The test of a language is what it gives the user, not how many lines of code it is. JMC's original Lisp is about 50 LOC.
Imagine if I spent the next year writing an immensely complicated optimizing compiler for Arc, and succeeded in making it 2x faster than code generated by the compiler the MzScheme guys have spent so many years writing. A lot of people would be more impressed with Arc then. And yet I'd have pretty much wasted my time. Arc is already acceptably fast. So at the end of this exercise I'd have produced a language that was better in ways users didn't care about, and no better in the ways they do (language features).
Instead I work on language design. Like JMC's code, this kind of thing is easy to copy-- once someone has already shown it to you.
You know, when I write about how one should work on the problems that really matter instead of the ones that are prestigious, people read those essays and think "yes, obviously, that's exactly what I'd do." But it's not till you try working on unfashionable problems that you see how immense the pressure is to work on fashionable ones.
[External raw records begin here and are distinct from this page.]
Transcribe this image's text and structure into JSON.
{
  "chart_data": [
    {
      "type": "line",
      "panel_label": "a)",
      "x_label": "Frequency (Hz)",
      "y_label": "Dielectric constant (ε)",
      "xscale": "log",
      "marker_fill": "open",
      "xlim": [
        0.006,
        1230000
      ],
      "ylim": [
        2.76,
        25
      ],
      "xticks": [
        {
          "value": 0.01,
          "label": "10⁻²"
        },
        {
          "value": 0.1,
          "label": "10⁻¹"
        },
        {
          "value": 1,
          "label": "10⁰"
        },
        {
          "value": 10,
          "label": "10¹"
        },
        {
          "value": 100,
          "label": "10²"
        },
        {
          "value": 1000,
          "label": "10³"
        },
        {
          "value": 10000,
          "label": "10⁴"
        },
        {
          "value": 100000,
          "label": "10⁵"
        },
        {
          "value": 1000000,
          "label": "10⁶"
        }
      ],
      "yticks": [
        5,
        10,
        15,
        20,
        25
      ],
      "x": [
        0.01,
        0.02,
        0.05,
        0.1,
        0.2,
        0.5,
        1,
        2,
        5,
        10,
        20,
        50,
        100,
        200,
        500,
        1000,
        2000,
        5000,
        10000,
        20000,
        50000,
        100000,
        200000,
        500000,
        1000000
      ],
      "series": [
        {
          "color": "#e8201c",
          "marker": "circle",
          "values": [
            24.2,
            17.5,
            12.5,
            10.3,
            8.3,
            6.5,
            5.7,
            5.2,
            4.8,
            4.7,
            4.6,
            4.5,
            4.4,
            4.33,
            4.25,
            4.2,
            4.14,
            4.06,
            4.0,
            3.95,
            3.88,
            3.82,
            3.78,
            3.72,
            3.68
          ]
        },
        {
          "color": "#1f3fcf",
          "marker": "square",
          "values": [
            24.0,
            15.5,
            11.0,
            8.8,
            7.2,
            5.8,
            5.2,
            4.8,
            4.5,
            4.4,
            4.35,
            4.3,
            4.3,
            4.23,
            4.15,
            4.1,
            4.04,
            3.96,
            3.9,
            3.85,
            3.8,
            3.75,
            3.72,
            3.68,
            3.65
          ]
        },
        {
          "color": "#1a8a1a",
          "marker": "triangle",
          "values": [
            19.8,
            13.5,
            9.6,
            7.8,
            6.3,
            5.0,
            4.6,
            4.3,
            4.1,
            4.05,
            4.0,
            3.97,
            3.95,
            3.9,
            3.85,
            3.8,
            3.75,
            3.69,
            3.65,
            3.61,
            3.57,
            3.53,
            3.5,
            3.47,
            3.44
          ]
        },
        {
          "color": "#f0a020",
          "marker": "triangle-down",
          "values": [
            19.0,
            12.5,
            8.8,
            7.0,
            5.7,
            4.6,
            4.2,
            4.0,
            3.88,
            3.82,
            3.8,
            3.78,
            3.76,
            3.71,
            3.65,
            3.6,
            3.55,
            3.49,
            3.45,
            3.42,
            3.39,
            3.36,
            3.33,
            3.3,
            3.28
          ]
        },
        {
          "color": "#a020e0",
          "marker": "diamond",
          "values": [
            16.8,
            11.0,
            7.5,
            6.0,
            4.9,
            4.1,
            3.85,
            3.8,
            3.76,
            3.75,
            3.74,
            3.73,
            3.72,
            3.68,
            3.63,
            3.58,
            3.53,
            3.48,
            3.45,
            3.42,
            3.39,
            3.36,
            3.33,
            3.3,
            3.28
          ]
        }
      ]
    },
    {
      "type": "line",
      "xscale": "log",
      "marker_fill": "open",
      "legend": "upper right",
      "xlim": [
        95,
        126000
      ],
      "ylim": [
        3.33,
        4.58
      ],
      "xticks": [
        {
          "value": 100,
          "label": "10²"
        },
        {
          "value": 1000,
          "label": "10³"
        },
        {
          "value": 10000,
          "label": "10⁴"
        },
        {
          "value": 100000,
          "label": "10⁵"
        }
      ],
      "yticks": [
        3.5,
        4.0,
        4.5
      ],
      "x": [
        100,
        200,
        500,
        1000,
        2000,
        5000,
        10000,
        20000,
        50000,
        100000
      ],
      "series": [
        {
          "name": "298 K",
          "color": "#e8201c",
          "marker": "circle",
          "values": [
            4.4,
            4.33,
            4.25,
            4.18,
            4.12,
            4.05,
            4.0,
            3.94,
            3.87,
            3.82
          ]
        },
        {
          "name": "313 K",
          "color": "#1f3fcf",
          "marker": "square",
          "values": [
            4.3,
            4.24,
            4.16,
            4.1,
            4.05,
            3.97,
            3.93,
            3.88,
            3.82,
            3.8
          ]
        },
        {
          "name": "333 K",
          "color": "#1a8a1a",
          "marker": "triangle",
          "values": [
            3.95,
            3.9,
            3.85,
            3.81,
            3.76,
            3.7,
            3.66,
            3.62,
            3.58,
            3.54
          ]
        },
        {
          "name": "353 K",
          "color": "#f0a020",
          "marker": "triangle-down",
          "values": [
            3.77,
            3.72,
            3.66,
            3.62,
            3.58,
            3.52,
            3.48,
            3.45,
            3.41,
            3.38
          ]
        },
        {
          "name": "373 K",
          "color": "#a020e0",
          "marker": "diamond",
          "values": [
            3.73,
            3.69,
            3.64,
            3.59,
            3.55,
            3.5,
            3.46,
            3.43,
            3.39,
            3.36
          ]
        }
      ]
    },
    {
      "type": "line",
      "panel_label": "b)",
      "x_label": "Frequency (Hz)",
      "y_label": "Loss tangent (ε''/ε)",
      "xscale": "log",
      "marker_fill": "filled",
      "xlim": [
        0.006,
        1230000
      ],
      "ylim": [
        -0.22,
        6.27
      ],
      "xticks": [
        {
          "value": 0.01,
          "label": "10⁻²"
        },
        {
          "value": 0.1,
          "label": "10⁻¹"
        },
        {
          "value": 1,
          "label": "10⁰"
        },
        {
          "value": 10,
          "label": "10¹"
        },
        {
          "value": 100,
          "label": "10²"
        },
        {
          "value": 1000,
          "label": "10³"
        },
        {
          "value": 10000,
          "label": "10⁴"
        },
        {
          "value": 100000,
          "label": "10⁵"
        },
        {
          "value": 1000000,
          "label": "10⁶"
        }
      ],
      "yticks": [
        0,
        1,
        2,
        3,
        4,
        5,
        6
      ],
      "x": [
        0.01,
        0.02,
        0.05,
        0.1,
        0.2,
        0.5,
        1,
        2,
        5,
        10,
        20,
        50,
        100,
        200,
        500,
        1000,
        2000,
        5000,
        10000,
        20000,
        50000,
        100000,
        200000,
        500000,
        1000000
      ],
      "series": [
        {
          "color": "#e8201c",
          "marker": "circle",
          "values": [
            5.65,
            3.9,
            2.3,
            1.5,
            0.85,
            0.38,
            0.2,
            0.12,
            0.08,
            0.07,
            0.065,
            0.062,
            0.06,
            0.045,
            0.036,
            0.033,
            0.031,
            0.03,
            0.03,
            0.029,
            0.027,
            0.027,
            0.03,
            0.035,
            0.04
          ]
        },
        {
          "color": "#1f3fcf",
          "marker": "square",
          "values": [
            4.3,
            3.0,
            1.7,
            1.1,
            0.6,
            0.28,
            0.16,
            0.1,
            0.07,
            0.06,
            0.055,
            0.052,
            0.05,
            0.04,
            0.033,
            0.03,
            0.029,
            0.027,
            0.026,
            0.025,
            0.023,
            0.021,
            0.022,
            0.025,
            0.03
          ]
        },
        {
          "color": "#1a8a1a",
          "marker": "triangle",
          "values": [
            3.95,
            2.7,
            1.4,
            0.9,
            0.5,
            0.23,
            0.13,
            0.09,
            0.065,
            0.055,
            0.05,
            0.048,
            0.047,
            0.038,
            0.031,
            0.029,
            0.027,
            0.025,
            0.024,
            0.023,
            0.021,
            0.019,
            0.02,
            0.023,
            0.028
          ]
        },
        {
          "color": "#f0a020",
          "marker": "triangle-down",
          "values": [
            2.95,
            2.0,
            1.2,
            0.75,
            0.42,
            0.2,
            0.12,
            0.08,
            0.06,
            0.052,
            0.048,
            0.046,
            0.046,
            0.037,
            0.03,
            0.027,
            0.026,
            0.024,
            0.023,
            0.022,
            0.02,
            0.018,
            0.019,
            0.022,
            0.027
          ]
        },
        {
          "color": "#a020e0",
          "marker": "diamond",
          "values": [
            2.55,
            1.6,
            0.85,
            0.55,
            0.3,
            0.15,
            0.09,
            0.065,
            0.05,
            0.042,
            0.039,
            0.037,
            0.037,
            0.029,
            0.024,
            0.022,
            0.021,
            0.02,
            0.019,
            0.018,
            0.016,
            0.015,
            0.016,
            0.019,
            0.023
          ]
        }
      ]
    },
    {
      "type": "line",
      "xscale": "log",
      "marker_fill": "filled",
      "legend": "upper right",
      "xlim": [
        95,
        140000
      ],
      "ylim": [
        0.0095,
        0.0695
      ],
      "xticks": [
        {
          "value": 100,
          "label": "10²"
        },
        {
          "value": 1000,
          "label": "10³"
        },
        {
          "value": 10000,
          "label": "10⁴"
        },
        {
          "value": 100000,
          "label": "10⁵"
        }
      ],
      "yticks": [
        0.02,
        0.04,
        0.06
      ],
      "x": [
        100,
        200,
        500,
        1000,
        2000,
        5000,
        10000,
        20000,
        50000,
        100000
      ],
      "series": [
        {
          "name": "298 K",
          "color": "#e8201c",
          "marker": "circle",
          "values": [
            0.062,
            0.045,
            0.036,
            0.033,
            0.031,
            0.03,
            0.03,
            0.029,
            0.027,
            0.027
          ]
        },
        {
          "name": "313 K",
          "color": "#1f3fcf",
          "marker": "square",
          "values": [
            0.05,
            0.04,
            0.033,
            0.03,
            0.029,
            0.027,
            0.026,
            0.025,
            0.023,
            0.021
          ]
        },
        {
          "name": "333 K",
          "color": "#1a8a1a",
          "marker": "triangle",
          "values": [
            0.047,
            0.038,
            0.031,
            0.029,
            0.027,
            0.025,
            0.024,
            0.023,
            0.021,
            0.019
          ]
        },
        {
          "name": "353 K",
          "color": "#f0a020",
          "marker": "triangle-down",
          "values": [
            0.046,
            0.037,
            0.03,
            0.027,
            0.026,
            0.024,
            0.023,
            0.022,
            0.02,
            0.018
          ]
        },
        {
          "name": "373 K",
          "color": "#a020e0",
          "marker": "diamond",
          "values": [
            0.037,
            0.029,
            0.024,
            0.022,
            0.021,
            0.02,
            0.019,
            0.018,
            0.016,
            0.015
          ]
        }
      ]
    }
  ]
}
Just as well I've avoided saying most of the "things you can't say," or 90% of the people who read that essay and think "hear, hear" would hate me instead....
so why aren't you using Dr Scheme directly?
[edit in response to pg's edit]
to be specific, why don't you have arc include the various high level modularity and semantic abstractions that Dr Scheme exposes? eg 1) a powerful high level macrosystem 2) ways of specifying / enforcing module interfaces 3) everything else that i'm forgetting
1) Because I don't think you want anything more "powerful" than defmacro-style macros. 2) Because at this stage I'm focusing mostly on making programs shorter.
Yes, I've been working quite a lot on various bits of the code this summer. In the last couple weeks I've been working on speed improvements and protection against voting rings and spammers in news. (The stories on the frontpage now seem visibly better, at least to me.)
At RubyFringe, Giles Bowkett conjectured "Maybe a programmer is a how, not a what." Although I'd read this before, it shook me. Things in a language's implementation are hows, while things in its design are whats.
Doug Kaye: The second chapter of the book, which is in fact entitled Hackers and Painters, draws parallels between hacking and painting. In what ways do you think to program is more like painting than it is like some of our more common metaphors such as engineering?
Paul Graham: One big difference between painting and engineering is engineers.in buildings for example there is this distinction between architects and engineers. Architects decide what the building is going to look like basically and then they say to an engineer, "Can I do this? And then how?" And the engineer figures out how. So architects figure out "what," engineers figure out "how." Well painters do both. Painters decide what to paint and then have to paint it. And hackers in the best case also do both. They're not merely engineers who just figure out "how." The great hackers decide "what" and then figure out "how." And in fact the two can influence one another in a cycle in the best case. In the best case, you figure out "what" by trying various "hows."
So to get the terminology right, Dr Scheme is a "programming environment" (think of it as the IDE) for PLT Scheme. Arc runs on MzScheme, which is PLT's implementation of Scheme (plus a lot of other things too).
I haven't heard of anyone using Dr Scheme as an editor / IDE for Arc.
I've used Dr Scheme with arc (technically anarki-arc). It worked with no problem on Windows XP / Windows Vista / Ubuntu / Mac OS X (10.5). It's probably the single easiest way to demo it to someone that isn't familiar with lisp/scheme. (java heads, .net programmers, etc.)
Demoing it with a eclipse / visual studio like IDE really does make a difference. There a a surprising number of people who dislike VI/VIM and emacs.
When I'm actually doing arc development I use emacs and inferior-arc.
Arc is a few syntactic rewrites layered on top of dr scheme with some relatively unique libraries that could easily be ported back to dr scheme.